Она, – вспоминает Наталья Роскина, – сказала: «Мне в Париже приносили книги этого Терца. Я сказала: „Уберите от меня эту смрадную гадость!“ Никогда не поверю, что это писал Синявский. Он был у меня и очень мне понравился. Синявский – это само добро, а Абрам Терц – это само зло. Нет, нет, это вообще не мог написать москвич. Сразу видно, что этот господин давно не был в Москве. Знаете, это ведь угадывается по деталям. Ну, может быть, он кончил здесь гимназию.
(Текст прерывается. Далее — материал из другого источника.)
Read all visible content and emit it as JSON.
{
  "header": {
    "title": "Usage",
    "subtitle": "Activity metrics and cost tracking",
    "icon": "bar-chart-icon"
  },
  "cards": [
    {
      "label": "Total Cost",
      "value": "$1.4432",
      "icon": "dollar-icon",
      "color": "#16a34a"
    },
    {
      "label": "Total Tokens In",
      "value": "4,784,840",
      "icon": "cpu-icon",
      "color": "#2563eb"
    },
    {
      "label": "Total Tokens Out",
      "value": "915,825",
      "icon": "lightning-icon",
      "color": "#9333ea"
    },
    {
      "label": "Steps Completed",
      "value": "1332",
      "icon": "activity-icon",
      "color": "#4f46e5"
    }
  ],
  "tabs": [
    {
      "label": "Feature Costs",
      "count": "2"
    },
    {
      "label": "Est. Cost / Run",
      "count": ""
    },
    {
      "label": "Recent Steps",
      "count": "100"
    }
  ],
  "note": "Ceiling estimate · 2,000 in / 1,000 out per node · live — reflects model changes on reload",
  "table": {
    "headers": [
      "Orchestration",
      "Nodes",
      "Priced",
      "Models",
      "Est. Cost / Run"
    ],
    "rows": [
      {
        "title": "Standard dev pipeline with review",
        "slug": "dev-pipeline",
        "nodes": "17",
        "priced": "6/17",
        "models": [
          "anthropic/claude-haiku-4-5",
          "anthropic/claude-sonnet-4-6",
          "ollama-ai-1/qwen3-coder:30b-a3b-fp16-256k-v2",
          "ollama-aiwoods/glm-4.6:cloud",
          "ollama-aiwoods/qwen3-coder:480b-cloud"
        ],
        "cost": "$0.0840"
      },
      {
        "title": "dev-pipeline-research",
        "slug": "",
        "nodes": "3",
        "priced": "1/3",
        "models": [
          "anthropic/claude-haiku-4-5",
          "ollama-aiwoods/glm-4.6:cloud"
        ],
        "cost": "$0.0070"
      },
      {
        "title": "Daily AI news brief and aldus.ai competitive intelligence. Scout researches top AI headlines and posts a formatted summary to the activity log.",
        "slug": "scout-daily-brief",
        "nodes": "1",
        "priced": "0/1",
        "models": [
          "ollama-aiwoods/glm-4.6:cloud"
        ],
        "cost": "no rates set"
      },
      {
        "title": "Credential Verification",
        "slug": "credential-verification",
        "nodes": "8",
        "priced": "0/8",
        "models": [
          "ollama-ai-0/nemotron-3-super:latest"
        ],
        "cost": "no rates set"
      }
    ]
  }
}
Но с тех пор он в Москве не бывал». Когда я спросила, почему же за границей его рекламировали именно как советского гражданина, она ответила: «Господи, да там такой на каждом углу сидит. Надо было объявить, что это не эмигрант, а советский гражданин, иначе его никто и читать бы не стал». А сидевшая рядом Надежда Яковлевна Мандельштам добавила: «Прекратите ваши рассказы, так как они повернуты на 180°. Эти слухи нарочно распространяют. Мы такое уже видели. Синявский тут ни при чем (
29 января.
Как информирует Отдел культуры ЦК КПСС от 29 января 1966 года,с изъятыми у некоего Теуша рукописями писателя А. Солженицына <…> уже ознакомились секретари правления Союза писателей СССР т. т. Бровка, Сурков, Грибачев, Кожевников, Чаковский, Воронков, секретарь правления Союза писателей РСФСР т. Алексеев, главный редактор журнала «Иностранная литература» т. Рюриков. Знакомятся с рукописями секретари правления СП СССР т. т. Федин, Тихонов, Марков, директор Института мировой литературы имени Горького т. Анисимов. Не взяли рукописи т. т. Леонов и Твардовский; последний – ссылаясь на то, что почти все эти произведения он читал, кроме пьесы «Пир победителей», которую, однако, также отказался прочитать. Тов. Симонов ознакомился только с романом «В круге первом», от чтения остальных произведений наотрез отказался (Кремлевский самосуд. С. 29–30).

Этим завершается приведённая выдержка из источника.